Linking landscape organisation and hydrological functioning remains a challenging goal. The complexity originates in the interaction of processes across landscape elements and scales. The individual contributions showed insights into these processes, from point scale to large catchments, from minutes to millennia, and in a range of hydrological subdisciplines. However, we did not advance the overall topic considerably. One reason for this might be the difficulty in combining the results into a meta-analysis, partly due to lack of clarity on hypotheses, sampling design, scales and scaling assumptions.

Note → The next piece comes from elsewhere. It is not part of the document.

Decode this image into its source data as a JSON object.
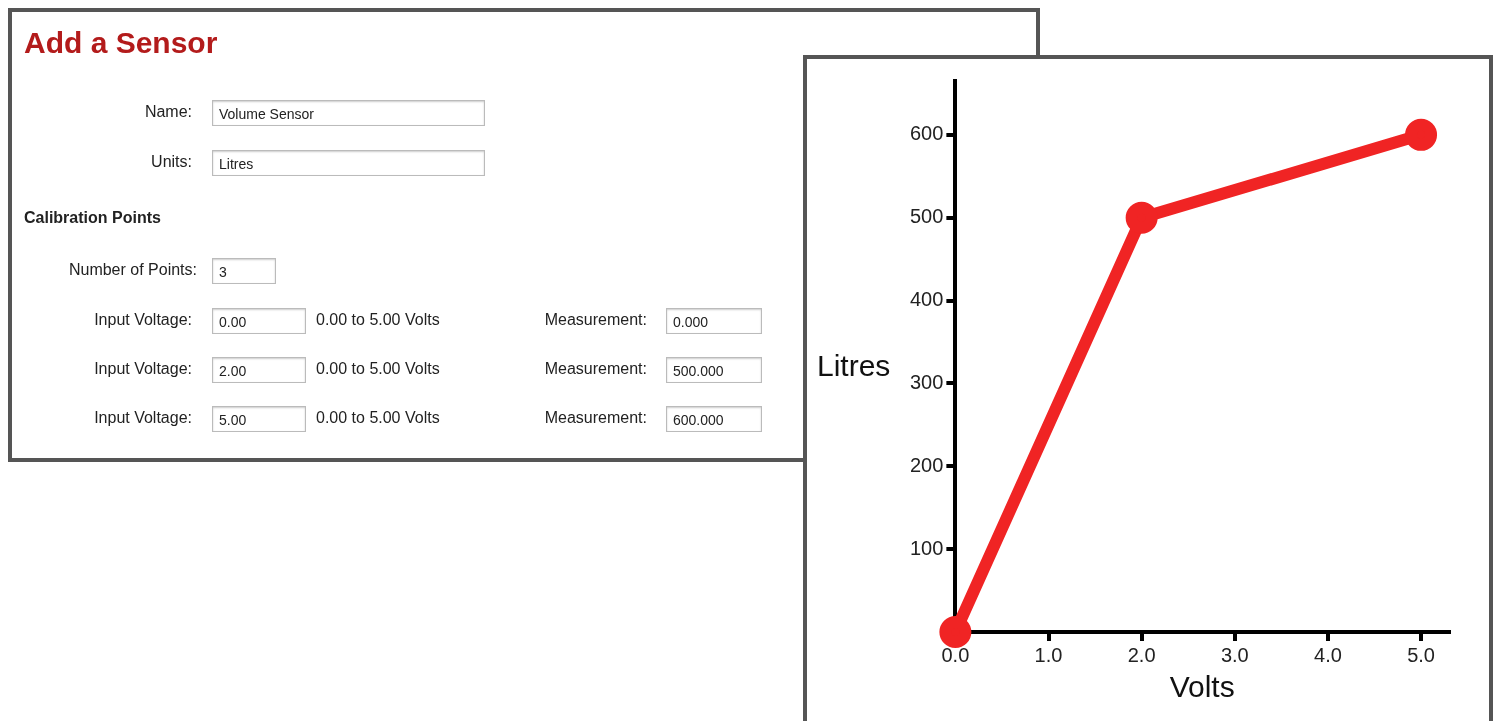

We propose that significant advances can be achieved when the following points are considered and communicated in an integral manner in future studies:
formulation of specific and testable research hypotheses about hydrological functioning;
elaboration of an appropriate sampling design to address these hypotheses;
provision of all the data and code with each study; and
clarification of scales and the employed method of scale transfer.
Fulfilling these high standards requires additional effort but is rewarded with enhanced quality, comprehension and transferability of the findings. Only then can the specific pieces that individual studies contribute be compiled to the bigger picture.
CJ, SH, TH and LS jointly discussed the contributions to this special issue and wrote the first draft of this preface. TB, HL, HM and PS provided feedback which was incorporated into the final version.
Some authors are members of the editorial board of Hydrology and Earth System Sciences. The peer-review process was guided by an independent editor, and the authors have also no other competing interests to declare.
Publisher's note: Copernicus Publications remains neutral with regard to jurisdictional claims in published maps and institutional affiliations.
This article is part of the special issue “Linking landscape organisation and hydrological functioning: from hypotheses and observations to concepts, models and understanding (HESS/ESSD inter-journal SI)”. It is not associated with a conference.
The special issue was initiated as a result of vibrant discussions within the CAOS research unit (DFG FOR 1598). We thank all the other guest editors who put in their time and effort to make this special issue possible, namely Thom Boogard, Alexander Gelfan, Pierre Gentine, Alberto Guadagnini, Giulio Iovine, Laurent Pfister, Maik Renner, Shraddhanand Shukla, Lixin Wang and Erwin Zehe.